After 35 Years, Midwest Poets Series Turns to a New Director

Monday, April 9, 2018
Elizabeth Barnett

It’s been 35 years since Robert Stewart launched what has become a nationally renowned showcase for poetry in Kansas City.

In 1983, the idea that Stewart said he pitched was simple — provide a showcase at Rockhurst University for the best poets from around the Midwest region.

“I quickly ran out of Midwest poets,” he joked.

In the time since, the Midwest Poets Series — now part of the University’s Center for Arts and Letters — has expanded, bringing Poet Laureates and up-and-comers alike to campus. Some poets have read to more than 1,000 people, others to a small group.

At 7 p.m. on Thursday, April 12, Stewart will present his last guest, NAACP Image Award winner Patricia Smith, to the Arrupe Hall auditorium stage before handing the reins of the series to a new director, Elizabeth Barnett, Ph.D., assistant professor of English at Rockhurst University.

“I am really happy that Elizabeth is taking over,” he said. “I just love her enthusiasm and love for poetry and the way she interacts with people. She said that one of the things that appealed to her at Rockhurst was the Midwest Poets Series.”

Barnett earned undergraduate degrees in English and Spanish literature from the University of Texas-Austin, a Master of Fine Arts degree in poetry from New York University, and Master of Arts and doctorate degrees in English from Vanderbilt University.

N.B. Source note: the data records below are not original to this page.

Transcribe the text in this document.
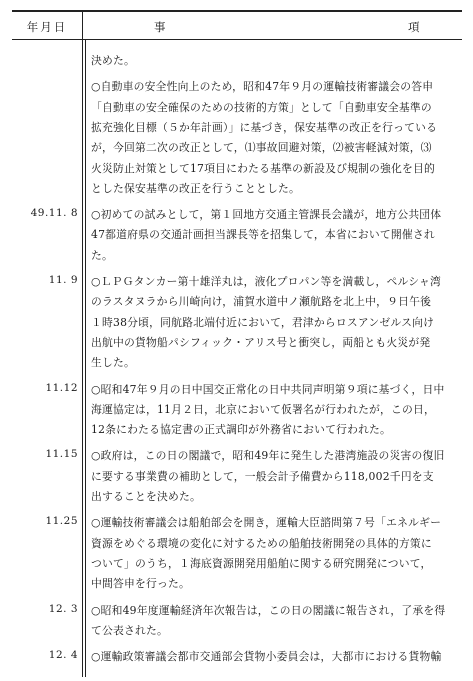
年月日	事	項
決めた。
○自動車の安全性向上のため，昭和47年９月の運輸技術審議会の答申
「自動車の安全確保のための技術的方策」として「自動車安全基準の
拡充強化目標（５か年計画）」に基づき，保安基準の改正を行っている
が，今回第二次の改正として，⑴事故回避対策，⑵被害軽減対策，⑶
火災防止対策として17項目にわたる基準の新設及び規制の強化を目的
とした保安基準の改正を行うこととした。
49.11. 8 ○初めての試みとして，第１回地方交通主管課長会議が，地方公共団体
47都道府県の交通計画担当課長等を招集して，本省において開催され
た。
11. 9 ○ＬＰＧタンカー第十雄洋丸は，液化プロパン等を満載し，ペルシャ湾
のラスタヌラから川崎向け，浦賀水道中ノ瀬航路を北上中，９日午後
１時38分頃，同航路北端付近において，君津からロスアンゼルス向け
出航中の貨物船パシフィック・アリス号と衝突し，両船とも火災が発
生した。
11.12 ○昭和47年９月の日中国交正常化の日中共同声明第９項に基づく，日中
海運協定は，11月２日，北京において仮署名が行われたが，この日，
12条にわたる協定書の正式調印が外務省において行われた。
11.15 ○政府は，この日の閣議で，昭和49年に発生した港湾施設の災害の復旧
に要する事業費の補助として，一般会計予備費から118,002千円を支
出することを決めた。
11.25 ○運輸技術審議会は船舶部会を開き，運輸大臣諮問第７号「エネルギー
資源をめぐる環境の変化に対するための船舶技術開発の具体的方策に
ついて」のうち，１海底資源開発用船舶に関する研究開発について，
中間答申を行った。
12. 3 ○昭和49年度運輸経済年次報告は，この日の閣議に報告され，了承を得
て公表された。
12. 4 ○運輸政策審議会都市交通部会貨物小委員会は，大都市における貨物輸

Barnett already serves as faculty editor of the Rockhurst Review, a literary journal published by Rockhurst University. She was also poetry editor of the Nashville Review from 2010 to 2012 and has had numerous poems of her own published in national publications and literary journals. She said she’s excited to step into the role.

“Bob has a great vision and has curated a series that has brought so many brilliant poets to Kansas City, many of them just before they become recognized more broadly,” she said. “I’m humbled to step into those shoes and hope to maintain that same level of quality that has made the series such a destination for poets from around the world.”

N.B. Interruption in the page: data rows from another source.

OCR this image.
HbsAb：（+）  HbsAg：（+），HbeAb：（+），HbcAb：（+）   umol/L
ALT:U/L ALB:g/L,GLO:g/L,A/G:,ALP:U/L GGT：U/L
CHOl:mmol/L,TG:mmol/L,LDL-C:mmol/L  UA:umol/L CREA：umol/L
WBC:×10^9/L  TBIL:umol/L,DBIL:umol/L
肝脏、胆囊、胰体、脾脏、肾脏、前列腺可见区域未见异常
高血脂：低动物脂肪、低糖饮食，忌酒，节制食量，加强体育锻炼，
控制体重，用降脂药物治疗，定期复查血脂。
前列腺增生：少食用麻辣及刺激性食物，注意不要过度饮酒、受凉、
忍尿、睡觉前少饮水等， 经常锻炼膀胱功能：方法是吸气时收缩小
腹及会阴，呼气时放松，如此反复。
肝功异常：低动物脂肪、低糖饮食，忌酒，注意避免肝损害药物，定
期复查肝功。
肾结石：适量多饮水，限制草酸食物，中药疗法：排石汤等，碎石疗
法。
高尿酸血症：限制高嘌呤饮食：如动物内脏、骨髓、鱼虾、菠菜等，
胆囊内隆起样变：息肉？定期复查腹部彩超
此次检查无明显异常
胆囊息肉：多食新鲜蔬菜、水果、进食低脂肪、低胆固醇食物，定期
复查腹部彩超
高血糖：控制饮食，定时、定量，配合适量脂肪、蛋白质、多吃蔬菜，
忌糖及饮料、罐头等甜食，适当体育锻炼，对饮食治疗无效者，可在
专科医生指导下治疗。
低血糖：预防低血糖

Nearly all of the series’ guests made indelible impressions on Stewart for different reasons. He said Billy Collins, the United States Poet Laureate at the time, filled the University’s Convocation Center, which seats approximately 1,000. Joseph Langland read in front of a much smaller audience poems that Stewart said left him speechless with their emotional impact. In 1988, days after author Raymond Carver’s death, his wife Tess Gallagher delivered a particularly special reading that included previously unheard poetry written by her husband.

There have been nearly as many similar stories as there have been guests, Stewart said, and many of the readers have since become lifelong friends. But as he looks back, Stewart said one of the most important things for him has been the extent to which the series has left an impression on the Kansas City community.

“I’m definitely proud that we’ve been able to sustain it,” he said. “I encourage people to think of it as a cultural institution, and I think we’ve been lucky in that a lot of people do.”

Some of that lasting appeal might have to do with his approach — with each season, Stewart said he’s tried to invite poets with unique points of view and diverse backgrounds in an effort to draw in different audiences.

“I’ve always loved seeing the different crowds of people who come to hear each poet,” he said. “Having that diversity of viewpoint and style is just how I’ve always wanted to represent poetry.”

Barnett said she hopes to continue putting together complementary slates of guests, bringing in poets whose work fuses poetry with community engagement.

“I hope to bring in poets who are community-minded and who are going to inspire our students to think about how they are part of this community around us and how this community is part of Rockhurst,” she said.

Barnett said she helped bring recent series guest Monica Youn, whose background as an attorney gave her a unique perspective in writing poems that explore issues of identity. She said she sees the series as something that can enrich the curriculum for students at Rockhurst and other institutions and a way to engage with the broader Kansas City community.

Next year, Barnett said she will kick off her first schedule with a very special guest — Stewart himself.

“He’s a wonderful poet in his own right, and I think we can honor that side of him now that he’s not needing to do all the heavy lifting of directing the series,” she said.